Antw.: Als een Goddelijk werk bij uitnemendheid; een wonder in volstrekten zin, vol verborgenheden en geheimnissen; 't welk ons in Gods Woord op zoo eenvoudige wijize wordt meegedeeld. Achter elken trek in het scheppingsverhaal ligt een wereld van wonderen en machtsdaden Gods, waarbij de christen met den Hebreërbrief zegt: „door 't geloof verstaan we, dat de wereld door 't Woord Gods is toebereid, alzóó, dat de dingen, die men ziet, niet geworden zijn uit dingen, die gezien worden''. Hebr. 11:3. (Ps. 104: 24 ; Neh. 9:6; Hand. 4: 24 ; Rom. 4: 17).
4. Vraag: Wat was de aarde in den beginne? 
Antw. : De aarde nu was woest en ledig en duisternis was op den afgrond. Het was niet een verwoeste toestand, maar een nog niet gevormde, een nog onontwikkelde toestand, gewoonlijk chaos genoemd.
5. Vraag: Waarom onderscheiden we een eerste en een tweede schepping?
Antw.: De schepping van hemel en aarde in chaotische toestand (Gen. 1 vers 1 „in den beginne") onderstelt geen voorhanden stof; zij geschiedt zonder middel of werktuig, maar door den enkelen, alvermogendien wil Gods en heeft plaats gehad met het scheppen van den tijd. Door de tweede schepping maakt God aan dien ongevormden toestand een einde. Deze tweede schepping is dus niet onmiddellijk, onderstelt de geschapen en voorhanden zijnde stof en geschiedt in den tijd.
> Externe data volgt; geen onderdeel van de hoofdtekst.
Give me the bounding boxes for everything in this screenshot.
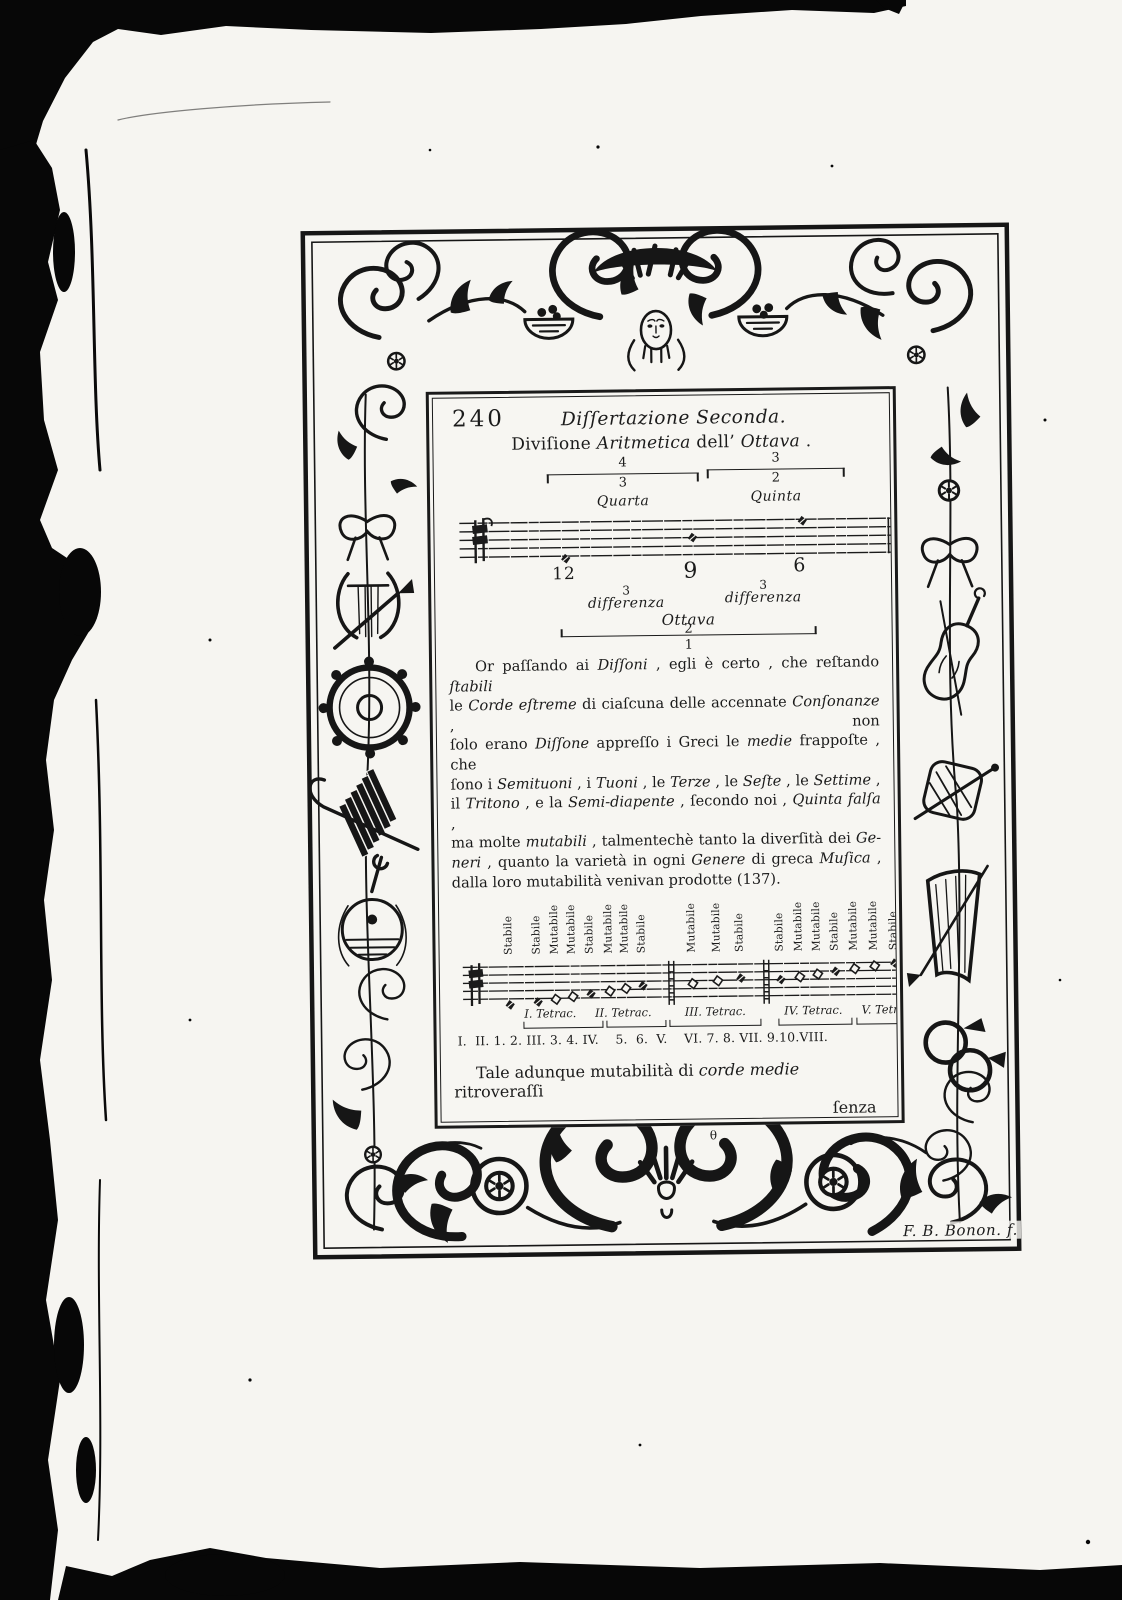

Elken morgen geeft de Heere eene nieuwe wereld het aanzijn en door zesmaal vernieuwden arbeid heeft Hij de gansche aarde toebereid en den ongevormden klomp in een harmonisch wereldgeheel (kosmos) veranderd.
Na zes daagschen arbeid treedt de rust in
6. Vraag: Wanneer is de schepping geschied?
Antw.: Hoelang het tijdsverloop is geweest tusschen de eerste en tweede schepping en dus hoelang de aarde in chaotischen toestand verkeerd heeft, terwijl de Geest broedde op de wateren, weten we niet. Maar wij zijn ten opzichte van de tweede schepping gewoon te spreken van ongeveer 6000 jaren geleden. De geologen (aardkundigen) spreken, op grond van de verschillende aardlagen, die van allerlei formaties vol zijn, van fabelacbtige getallen als millioenen jaren, zelfs wordt gezegd, dat de aarde 560 millioen jaren oud moet zijn. (Lyell). Gewoonlijk zegt men er dan bij, dat men van geen God weten wil. (Laplace: „ik heb  die hypothese niet noodig; je n'ai pas besoin de cette hypothese".)
7. Vraag: Hoe staat die christen tegenover de redeneeringen van de geologie of aardkunde?
Antw.: De christen erkent, dat de ontdekkingen van de natuurvorschers veelszins interessant kunnen worden genoemd en ons zeker veel kunnen leeren; maar dat de geologie een betrekkeiijk jonge wetenschap is, die voor stoute beweringen niet terugdeinst en helaas! met God gewoonlijk geen rekening houdt. Bij de vele open vragen en gewaagde conclusies, die telkens weer moeten worden losgelaten, weet de christen, dat de geologen verkeerd gaan als ze bij de vorming en de ontwikkeling der aardlagen alleen met natuurlijke verschijnselen rekenen, daar elke schepping Gods een veelheid van wonderen is geweest op en onder de aarde, terwijl ook de wonderlijke daden Gods bij de ontwikkeling en voortgang der dingen van de grootste beteekeniis is en blijft.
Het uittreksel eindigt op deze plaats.